October is here!
Many people will tell you that fall is their favorite time of year. In my little world of cooking, I enjoy summer the most, from savoring the sweet strawberries of June to the fat peppers and eggplants of late August. What can compare to fresh beefsteak tomatoes with olive oil and basil or sweet corn slathered in butter and crunchy sea salt?
I guess I’m ready. Tired of barbecue-sauced meats and chicken, I’m ready to head back inside to make some comforting food for those early fall days with a hint of chill in the air.
I turned to the “Silver Spoon Cookbook,” the decades-old bible of Italian cooking. In 2005, this cookbook was translated from Italian into English and offers more than 2,000 recipes drawn from “authentic” Italian cuisine. Interestingly, most of the recipes are simple. You can find multiple choices for anything from cauliflower to eel, including an entire section on “Woodcock and Snipe.” The only glitch is the occasional need to convert some measurements to accommodate differences in Italian and American systems.
“Meatballs in Brandy” takes a different spin on Italian meatballs. Adding a little brandy to the mix gives this dish just a blush of fall flavor and is key to its unique taste. (So, no substituting apple cider here!) The recipe doesn’t call for breadcrumbs, but you can add a little if you are having trouble getting the mixture to stick together. It also calls for a small amount of bechamel sauce.
Now, every serious cook should be able to whip up a good bechamel or “cream” sauce. It’s not difficult. Add a little cheese, and it becomes an Alfredo sauce. But for the very small amount needed here, search for a jarred or refrigerated Alfredo sauce from your supermarket. It’s a good substitute. I’ve increased the amount of fresh parsley from the original recipe because I love the freshness parsley brings to meatballs, and throwing a little extra brandy into the pan won’t hurt either.
Polpette al Brandy
- 1½ lb. ground beef (sirloin or chuck)
- ½ cup cooked ham, chopped
- 2 egg yolks
- 2/3 cup freshly grated Parmesan cheese
- ½ cup chopped flat leaf parsley
- 3-4 tablespoons bechamel or Alfredo sauce
- All-purpose flour for dusting
- ¼ cup butter
- 1 tablespoon olive oil
- 1 small onion, chopped
- 1 tablespoon brandy
- Salt and pepper to taste
- Combine the beef, ham, egg yolks, Parmesan, parsley and bechamel or Alfredo sauce in a large bowl. Add salt and pepper to taste. (My mother always taught me to make one small meatball first, fry it in a skillet, and, when cooked, test it for salt. I have always followed that advice because Parmesan cheese can vary in saltiness.)

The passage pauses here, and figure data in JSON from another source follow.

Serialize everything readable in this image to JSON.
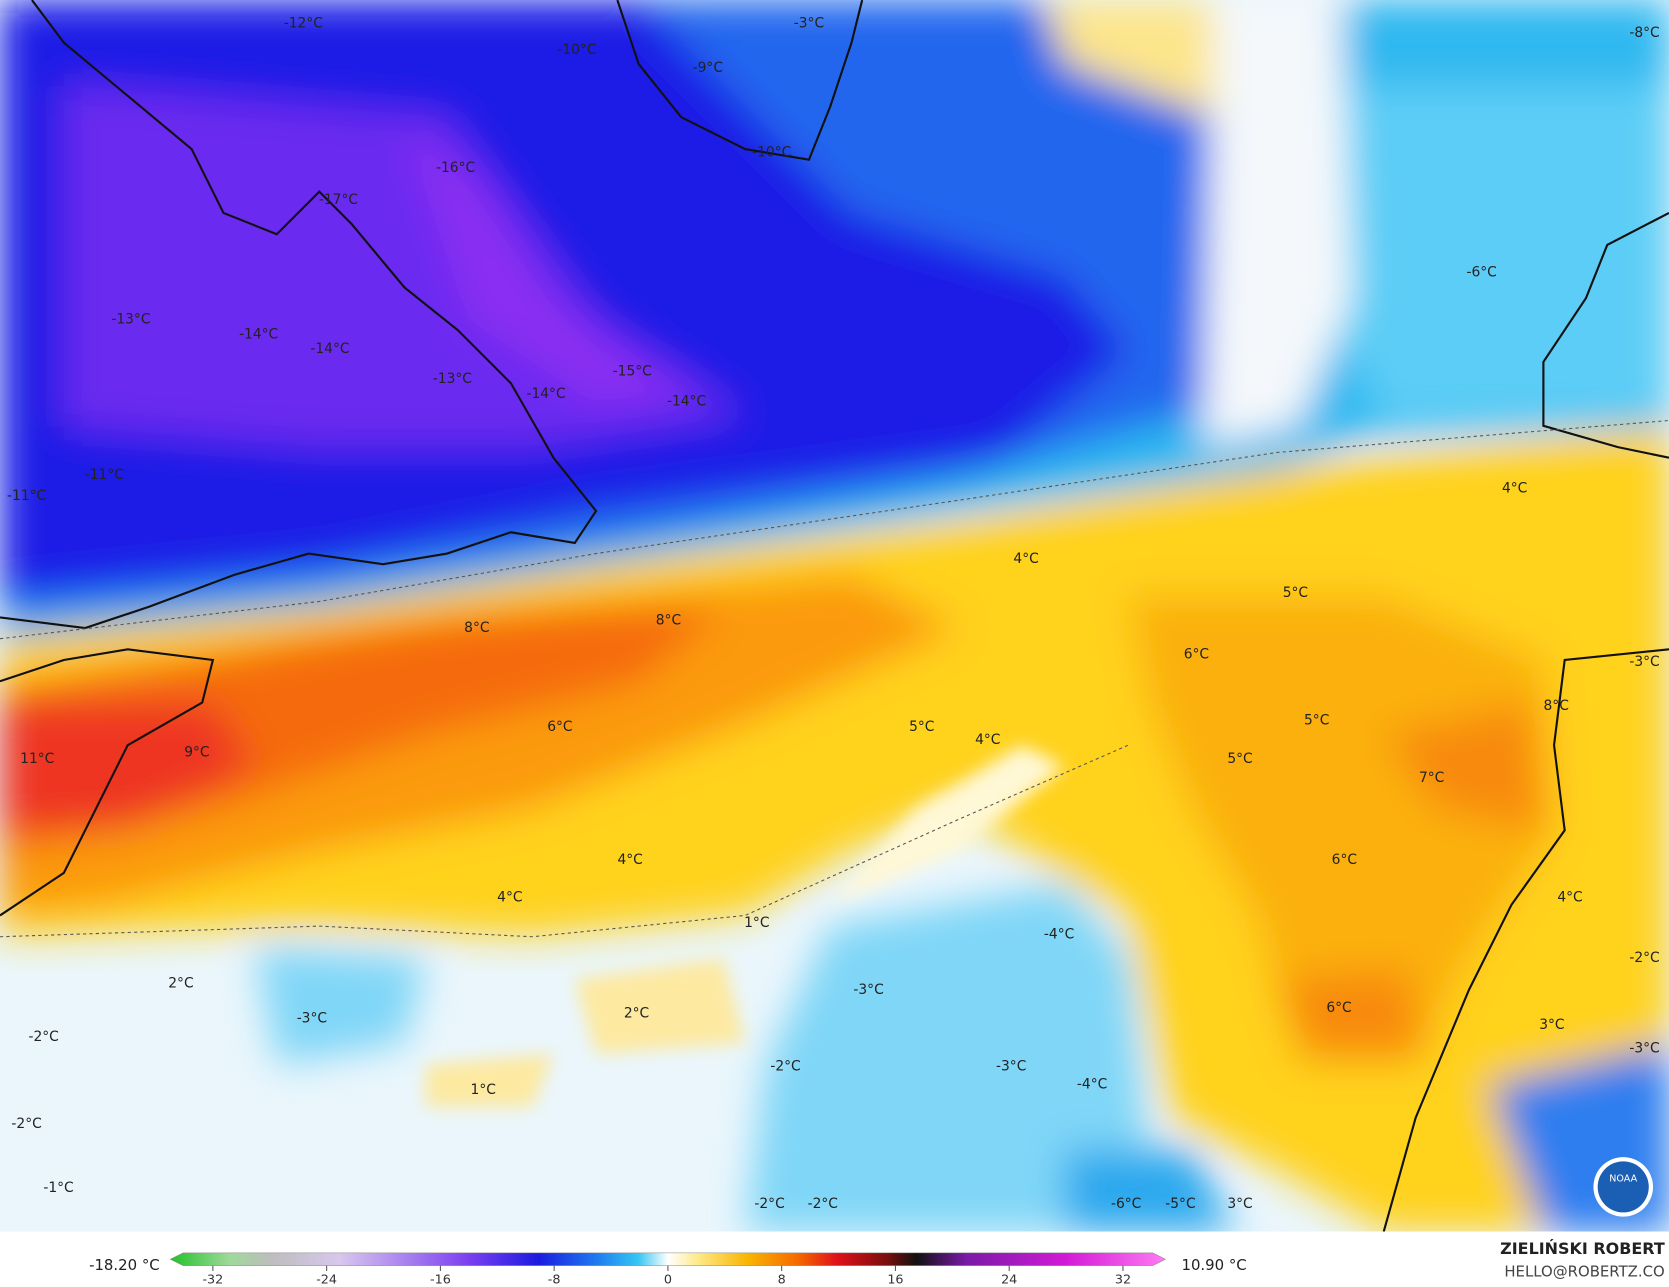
{
  "map": {
    "labels": [
      "-12°C",
      "-10°C",
      "-9°C",
      "-3°C",
      "-8°C",
      "-10°C",
      "-16°C",
      "-17°C",
      "-13°C",
      "-14°C",
      "-14°C",
      "-13°C",
      "-15°C",
      "-14°C",
      "-14°C",
      "-6°C",
      "-11°C",
      "-11°C",
      "4°C",
      "4°C",
      "5°C",
      "8°C",
      "8°C",
      "6°C",
      "6°C",
      "5°C",
      "4°C",
      "5°C",
      "5°C",
      "8°C",
      "-3°C",
      "9°C",
      "11°C",
      "7°C",
      "4°C",
      "6°C",
      "4°C",
      "1°C",
      "4°C",
      "-4°C",
      "2°C",
      "-3°C",
      "-3°C",
      "2°C",
      "6°C",
      "-2°C",
      "3°C",
      "-3°C",
      "-2°C",
      "-2°C",
      "-3°C",
      "-4°C",
      "1°C",
      "-2°C",
      "-1°C",
      "-2°C",
      "-2°C",
      "-6°C",
      "-5°C",
      "3°C"
    ],
    "logo": "NOAA"
  },
  "colorbar": {
    "min_label": "-18.20 °C",
    "max_label": "10.90 °C",
    "ticks": [
      -32,
      -24,
      -16,
      -8,
      0,
      8,
      16,
      24,
      32
    ]
  },
  "credit": {
    "name": "ZIELIŃSKI ROBERT",
    "contact": "HELLO@ROBERTZ.CO"
  }
}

- Shape the mixture into balls and dust lightly with flour. (I love using Wondra flour; it’s light with no clumps!)
- Heat the butter and oil in a large pan (non-stick works well)
- Add the onion and cook over low heat until soft and golden
- Increase the heat to medium high and add the meatballs to the pan. Brown on each side but be careful not to burn. Lower the heat a little to cook the meat through (about 5 more minutes)
- Transfer the meatballs to a platter and keep warm.
- Stir 2-3 tablespoons warm water and the brandy into the skillet and cook for a few minutes until slightly thickened. (There will be a little flour left in the pan.)
- Pour the sauce over the meatballs and serve. Sprinkling a little extra chopped parsley over the top is pretty.
While this meatball dish is simple in preparation, a cook must get a feel for how the meat “feels” when mixing, how the size of an egg makes a difference (large is better than jumbo), how long the meatballs should be browned in the skillet (I have turned some of my meatballs into hockey pucks), and if more cheese should be added to “up” the taste.
Serve these brandied meatballs with garlic mashed potatoes, polenta or creamy rice. And if you get hooked on meatballs that are different than the usual red sauce variety, try the versions with anchovies, potato, lemon (really) or spinach.
Come back to the kitchen for some Italian comfort food from the “Silver Spoon.” But we can skip the recipes for “Woodcock and Snipe.”